Zine courut tout d’un trait chez elle porter les trois billets de cent francs qu’elle venait de conquérir de haute lutte et sans rien abandonner d’elle que des broutilles. Son bonheur était à l’apogée. Comment, c’était si facile que cela l’existence d’une femme qui vit d’elle-même, ou plutôt de son corps ! Mais toute félicité s’y intégrait : il y avait à y exercer délicieusement le besoin de lutter, qui possède toujours les corps adolescents, et le goût de tenir tête à autrui ; il y avait aussi la joie de se faire admirer et caresser, le plaisir — auquel la plupart des femmes sont si intimement sensibles — de se sentir et voir nue, et enfin le bonheur de gagner sa vie sans rien faire. Car, avec la meilleure volonté du monde et une âme triste comme celle d’un moraliste professionnel, on ne saurait prendre le fait de réaliser quelques singeries avec un homme pour un labeur standardisé…

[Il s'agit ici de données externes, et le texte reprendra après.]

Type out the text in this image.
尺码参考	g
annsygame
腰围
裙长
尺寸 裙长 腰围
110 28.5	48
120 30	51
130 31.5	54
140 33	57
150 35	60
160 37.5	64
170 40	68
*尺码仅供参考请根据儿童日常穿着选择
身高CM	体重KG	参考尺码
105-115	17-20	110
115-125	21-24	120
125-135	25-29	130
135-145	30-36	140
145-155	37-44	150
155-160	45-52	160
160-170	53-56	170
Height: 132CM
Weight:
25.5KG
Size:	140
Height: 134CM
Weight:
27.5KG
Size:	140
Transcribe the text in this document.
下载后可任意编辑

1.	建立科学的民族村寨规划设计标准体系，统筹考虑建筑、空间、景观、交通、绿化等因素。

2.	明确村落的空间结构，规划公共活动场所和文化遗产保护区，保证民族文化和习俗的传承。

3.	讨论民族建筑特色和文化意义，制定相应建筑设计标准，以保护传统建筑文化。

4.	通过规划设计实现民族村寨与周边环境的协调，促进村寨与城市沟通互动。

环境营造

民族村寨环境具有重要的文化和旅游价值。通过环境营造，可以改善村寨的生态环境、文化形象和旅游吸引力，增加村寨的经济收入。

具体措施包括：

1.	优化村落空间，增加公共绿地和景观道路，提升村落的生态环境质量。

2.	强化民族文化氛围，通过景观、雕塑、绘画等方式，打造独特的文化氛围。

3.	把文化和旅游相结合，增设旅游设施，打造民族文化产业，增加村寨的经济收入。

Et elle alla courageusement manger seule dans un restaurant où le repas coûtait dix-sept francs.

Zine, l’après-midi, confiante en soi, reprit sa balade, satisfaite. Elle alla aux Galeries Lafayette voir les achats qu’elle ferait bientôt. Elle fut épouvantée des sommes qu’il lui faudrait débourser pour les plus simples acquisitions.

Ainsi, ce joli sac de cuir bleu ciel, fin comme un sourire et doux comme la chair de Zine, coûtait trois cents francs tout seul ; et ces chaussures délicieuses, percées et ornées de cuirs colorés, cela ne pouvait s’acquérir à moins de deux cent cinquante francs.

Zine pesta d’avoir été si peu exigeante avec le vieux birbe.

Il eût fallu exiger mille balles. Ah ! le prochain serait convenablement écorché…

Et elle s’en alla, très droite, les jambes offertes jusqu’au-dessus du genou, les seins étalés et la croupe balancée, espérant bien que, cette fois, l’Amérique tout entière suivrait ses pas et lui offrirait ses trésors.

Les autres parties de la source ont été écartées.